According to a report from United Van Lines, Massachusetts had 16% more people moving out of state than in. Even Rhode Island does better. Only Connecticut and New York among the six bordering states fare worse.

What’s driving folks away? While the vaunted Massachusetts lifestyle was cited by 12% of those moving in, 17% of those who moved out saw a better quality of life elsewhere. And the cost of living remains a deal-breaker for many.

“We’ve continued to see increases in housing costs both for sale and rental housing,” said Reardon. “And those are the results of decades of underproduction of housing.”

So if you can go to a place with a better climate and a lower cost of living and do your job from there – as the pandemic has shown us is possible – why would you stay here?
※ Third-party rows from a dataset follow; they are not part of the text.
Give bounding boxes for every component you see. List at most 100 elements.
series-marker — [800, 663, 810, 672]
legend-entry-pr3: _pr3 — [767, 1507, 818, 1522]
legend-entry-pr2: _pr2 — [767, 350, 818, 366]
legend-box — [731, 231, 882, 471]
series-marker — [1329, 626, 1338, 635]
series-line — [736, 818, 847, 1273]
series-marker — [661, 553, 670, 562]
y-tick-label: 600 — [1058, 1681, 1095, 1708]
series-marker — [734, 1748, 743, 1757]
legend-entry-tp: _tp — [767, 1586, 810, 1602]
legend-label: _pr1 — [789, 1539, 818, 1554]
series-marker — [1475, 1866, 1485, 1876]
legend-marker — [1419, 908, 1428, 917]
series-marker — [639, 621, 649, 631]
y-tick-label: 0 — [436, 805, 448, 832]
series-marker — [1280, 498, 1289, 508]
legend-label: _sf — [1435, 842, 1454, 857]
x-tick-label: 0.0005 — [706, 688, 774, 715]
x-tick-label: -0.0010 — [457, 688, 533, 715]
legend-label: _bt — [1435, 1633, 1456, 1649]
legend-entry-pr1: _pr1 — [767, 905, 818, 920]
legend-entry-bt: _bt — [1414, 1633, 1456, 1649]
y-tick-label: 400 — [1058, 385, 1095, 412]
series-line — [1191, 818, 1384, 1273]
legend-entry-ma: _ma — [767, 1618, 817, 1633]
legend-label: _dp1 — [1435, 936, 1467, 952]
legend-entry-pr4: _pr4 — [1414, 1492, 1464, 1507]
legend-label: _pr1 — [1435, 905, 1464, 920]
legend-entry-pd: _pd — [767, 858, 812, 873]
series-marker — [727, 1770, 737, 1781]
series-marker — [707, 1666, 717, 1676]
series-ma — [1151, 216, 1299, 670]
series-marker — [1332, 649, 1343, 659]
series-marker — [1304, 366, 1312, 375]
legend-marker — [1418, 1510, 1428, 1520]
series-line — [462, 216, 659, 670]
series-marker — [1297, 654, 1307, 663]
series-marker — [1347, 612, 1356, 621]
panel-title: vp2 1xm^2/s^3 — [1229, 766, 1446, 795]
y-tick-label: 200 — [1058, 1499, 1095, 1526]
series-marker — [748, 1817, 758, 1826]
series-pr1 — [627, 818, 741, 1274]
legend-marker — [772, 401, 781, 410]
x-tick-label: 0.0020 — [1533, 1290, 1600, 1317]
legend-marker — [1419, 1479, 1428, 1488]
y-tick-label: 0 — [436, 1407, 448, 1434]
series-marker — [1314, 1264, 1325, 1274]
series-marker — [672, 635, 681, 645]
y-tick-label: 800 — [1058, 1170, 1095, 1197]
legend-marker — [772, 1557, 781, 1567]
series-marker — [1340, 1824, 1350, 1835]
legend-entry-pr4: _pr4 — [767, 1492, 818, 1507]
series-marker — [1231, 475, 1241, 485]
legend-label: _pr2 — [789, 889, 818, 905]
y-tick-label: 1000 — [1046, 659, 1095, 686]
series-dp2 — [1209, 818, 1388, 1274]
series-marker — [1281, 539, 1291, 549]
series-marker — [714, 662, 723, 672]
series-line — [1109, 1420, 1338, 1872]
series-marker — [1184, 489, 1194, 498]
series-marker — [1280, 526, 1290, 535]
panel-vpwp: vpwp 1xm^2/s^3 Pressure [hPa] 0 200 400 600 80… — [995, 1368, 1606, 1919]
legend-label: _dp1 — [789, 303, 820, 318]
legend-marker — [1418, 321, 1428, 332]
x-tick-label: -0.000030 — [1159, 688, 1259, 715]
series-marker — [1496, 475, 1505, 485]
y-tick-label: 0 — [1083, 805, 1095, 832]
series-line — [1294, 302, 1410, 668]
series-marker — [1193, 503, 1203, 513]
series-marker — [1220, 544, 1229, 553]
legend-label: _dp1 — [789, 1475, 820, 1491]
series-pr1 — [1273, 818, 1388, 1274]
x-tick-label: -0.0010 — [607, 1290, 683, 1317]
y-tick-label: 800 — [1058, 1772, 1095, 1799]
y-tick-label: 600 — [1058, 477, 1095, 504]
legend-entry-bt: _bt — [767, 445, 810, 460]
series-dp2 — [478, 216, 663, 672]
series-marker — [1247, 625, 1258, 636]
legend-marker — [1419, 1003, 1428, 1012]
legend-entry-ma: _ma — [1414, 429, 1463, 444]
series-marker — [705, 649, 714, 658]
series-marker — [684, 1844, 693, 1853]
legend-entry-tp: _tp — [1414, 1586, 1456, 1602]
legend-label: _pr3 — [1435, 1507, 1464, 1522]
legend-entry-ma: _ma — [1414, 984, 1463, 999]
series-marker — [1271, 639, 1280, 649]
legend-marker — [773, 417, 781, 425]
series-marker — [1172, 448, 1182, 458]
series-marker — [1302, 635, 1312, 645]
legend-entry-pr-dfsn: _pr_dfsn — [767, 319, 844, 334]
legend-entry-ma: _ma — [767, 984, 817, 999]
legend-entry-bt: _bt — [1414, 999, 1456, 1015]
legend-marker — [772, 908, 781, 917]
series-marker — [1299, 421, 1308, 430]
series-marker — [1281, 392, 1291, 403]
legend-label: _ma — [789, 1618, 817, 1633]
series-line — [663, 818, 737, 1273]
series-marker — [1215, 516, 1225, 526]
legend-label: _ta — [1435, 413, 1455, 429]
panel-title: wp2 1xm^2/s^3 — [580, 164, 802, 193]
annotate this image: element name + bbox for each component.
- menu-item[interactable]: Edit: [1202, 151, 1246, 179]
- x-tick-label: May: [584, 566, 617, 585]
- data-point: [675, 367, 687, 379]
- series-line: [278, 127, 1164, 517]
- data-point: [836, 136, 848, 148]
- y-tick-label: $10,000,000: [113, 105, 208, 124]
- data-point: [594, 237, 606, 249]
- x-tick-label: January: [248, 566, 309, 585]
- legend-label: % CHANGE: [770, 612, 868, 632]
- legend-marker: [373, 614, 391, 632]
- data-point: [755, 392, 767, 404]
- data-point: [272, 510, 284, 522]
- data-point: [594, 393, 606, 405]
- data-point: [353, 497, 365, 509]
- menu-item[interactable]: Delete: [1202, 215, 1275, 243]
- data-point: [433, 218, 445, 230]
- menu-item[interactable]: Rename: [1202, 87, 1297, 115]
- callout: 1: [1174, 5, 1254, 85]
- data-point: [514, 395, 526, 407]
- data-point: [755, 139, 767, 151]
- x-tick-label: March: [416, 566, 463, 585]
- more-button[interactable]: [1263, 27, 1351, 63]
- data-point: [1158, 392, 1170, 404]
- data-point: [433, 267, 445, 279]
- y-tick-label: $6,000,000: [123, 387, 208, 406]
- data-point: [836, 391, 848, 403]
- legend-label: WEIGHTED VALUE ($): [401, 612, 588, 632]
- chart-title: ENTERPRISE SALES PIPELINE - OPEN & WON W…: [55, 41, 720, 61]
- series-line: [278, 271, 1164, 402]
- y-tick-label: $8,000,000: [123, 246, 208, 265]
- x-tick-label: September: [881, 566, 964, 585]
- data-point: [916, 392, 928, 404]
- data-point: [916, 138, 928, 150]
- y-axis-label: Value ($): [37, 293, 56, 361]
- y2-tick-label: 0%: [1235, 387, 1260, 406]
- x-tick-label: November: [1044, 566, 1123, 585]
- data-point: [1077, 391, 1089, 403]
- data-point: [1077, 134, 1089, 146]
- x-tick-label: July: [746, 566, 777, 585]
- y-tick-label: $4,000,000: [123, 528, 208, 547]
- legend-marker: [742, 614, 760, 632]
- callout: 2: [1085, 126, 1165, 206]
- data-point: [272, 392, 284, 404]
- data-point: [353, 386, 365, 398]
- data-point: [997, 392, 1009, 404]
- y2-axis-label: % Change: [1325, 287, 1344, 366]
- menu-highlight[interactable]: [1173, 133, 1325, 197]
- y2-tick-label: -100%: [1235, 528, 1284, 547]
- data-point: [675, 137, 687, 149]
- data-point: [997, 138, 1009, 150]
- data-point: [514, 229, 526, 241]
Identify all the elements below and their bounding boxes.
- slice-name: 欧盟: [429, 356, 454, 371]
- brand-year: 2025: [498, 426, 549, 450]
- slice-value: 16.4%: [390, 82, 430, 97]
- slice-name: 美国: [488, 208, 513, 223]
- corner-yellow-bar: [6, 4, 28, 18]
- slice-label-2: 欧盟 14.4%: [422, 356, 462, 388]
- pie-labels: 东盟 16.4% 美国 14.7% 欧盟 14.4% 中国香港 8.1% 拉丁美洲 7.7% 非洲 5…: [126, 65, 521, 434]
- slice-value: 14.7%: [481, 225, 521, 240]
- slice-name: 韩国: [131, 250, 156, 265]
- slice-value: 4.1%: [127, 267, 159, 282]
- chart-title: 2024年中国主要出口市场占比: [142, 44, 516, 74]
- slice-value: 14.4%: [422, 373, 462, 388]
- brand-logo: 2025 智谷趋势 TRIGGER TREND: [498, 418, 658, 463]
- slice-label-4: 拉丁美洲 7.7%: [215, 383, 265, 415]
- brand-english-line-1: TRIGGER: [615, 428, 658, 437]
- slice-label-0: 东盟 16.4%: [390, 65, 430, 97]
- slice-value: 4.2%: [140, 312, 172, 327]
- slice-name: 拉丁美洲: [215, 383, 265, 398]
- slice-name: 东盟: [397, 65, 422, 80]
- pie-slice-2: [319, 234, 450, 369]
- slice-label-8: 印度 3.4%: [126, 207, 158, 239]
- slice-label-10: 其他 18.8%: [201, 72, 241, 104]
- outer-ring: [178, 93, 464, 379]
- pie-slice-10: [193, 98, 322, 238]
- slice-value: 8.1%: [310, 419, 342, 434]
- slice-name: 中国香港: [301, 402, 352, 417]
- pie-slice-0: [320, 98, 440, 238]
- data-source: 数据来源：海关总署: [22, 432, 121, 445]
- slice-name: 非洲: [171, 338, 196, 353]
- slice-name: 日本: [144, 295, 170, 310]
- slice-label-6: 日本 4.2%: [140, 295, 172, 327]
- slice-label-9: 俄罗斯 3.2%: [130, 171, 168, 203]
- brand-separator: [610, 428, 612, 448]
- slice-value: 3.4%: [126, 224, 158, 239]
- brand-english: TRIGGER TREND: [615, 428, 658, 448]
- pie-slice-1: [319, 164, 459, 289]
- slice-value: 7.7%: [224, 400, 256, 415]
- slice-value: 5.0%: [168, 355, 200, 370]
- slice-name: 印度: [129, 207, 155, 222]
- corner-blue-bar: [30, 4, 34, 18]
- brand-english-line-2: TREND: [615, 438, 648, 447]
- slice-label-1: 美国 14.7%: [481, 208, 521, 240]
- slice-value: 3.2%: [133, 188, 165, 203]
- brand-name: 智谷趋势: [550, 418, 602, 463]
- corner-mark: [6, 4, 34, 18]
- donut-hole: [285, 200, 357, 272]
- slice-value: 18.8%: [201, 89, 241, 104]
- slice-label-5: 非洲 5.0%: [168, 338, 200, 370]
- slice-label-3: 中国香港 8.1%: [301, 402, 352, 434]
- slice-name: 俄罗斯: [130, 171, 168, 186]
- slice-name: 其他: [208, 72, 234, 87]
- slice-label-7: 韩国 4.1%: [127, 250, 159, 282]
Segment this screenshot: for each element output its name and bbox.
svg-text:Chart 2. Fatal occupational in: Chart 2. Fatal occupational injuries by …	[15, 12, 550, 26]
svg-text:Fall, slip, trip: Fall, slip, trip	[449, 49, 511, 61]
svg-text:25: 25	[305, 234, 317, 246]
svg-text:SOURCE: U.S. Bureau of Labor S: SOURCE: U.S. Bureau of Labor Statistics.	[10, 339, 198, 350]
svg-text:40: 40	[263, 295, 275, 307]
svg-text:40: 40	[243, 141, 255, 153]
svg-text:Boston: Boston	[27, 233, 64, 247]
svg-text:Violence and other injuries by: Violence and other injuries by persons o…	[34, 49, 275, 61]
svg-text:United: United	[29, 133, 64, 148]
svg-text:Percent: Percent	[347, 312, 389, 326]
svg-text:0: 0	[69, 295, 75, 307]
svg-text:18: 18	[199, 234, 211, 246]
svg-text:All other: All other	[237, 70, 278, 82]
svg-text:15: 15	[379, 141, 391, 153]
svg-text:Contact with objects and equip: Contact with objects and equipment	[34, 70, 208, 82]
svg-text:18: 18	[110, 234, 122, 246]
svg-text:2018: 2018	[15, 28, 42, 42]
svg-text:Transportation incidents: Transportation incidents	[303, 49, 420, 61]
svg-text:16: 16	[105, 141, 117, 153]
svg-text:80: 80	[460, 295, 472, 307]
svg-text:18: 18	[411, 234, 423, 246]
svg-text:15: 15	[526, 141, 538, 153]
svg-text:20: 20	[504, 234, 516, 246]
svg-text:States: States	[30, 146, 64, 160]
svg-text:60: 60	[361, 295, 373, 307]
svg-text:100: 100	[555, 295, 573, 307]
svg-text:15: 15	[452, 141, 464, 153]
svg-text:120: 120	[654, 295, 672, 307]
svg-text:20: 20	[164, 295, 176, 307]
“That’s true and there are certainly gonna be some jobs that move to all remote,” said Reardon. But most experts believe some degree of return to office life is likely.

And along with the familiar concerns about better housing and transit, Reardon said we can lure back the workers of tomorrow by making it easier to prosper here.

“The flexibility for entrepreneurs to build spaces, to try out new business models, it’s often very difficult, it takes a long time to get licenses and permits, to open a new business. And I think what we’ve found is we need to be more flexible.”

COVID-19 has definitely scrambled population movement trends, and experts believe the exodus could end when the pandemic does. No one thinks Massachusetts will ever compete with the big gainers in the United Van Lines survey – the Carolinas, Florida, and other states to the South and West – when it comes to warm weather and low taxes. But we can compete with the one thing we do have in abundance (beyond pro sports titles) – the brains to drive technological and economic innovation, and the smarts to learn and incorporate the social and economic lessons of the pandemic.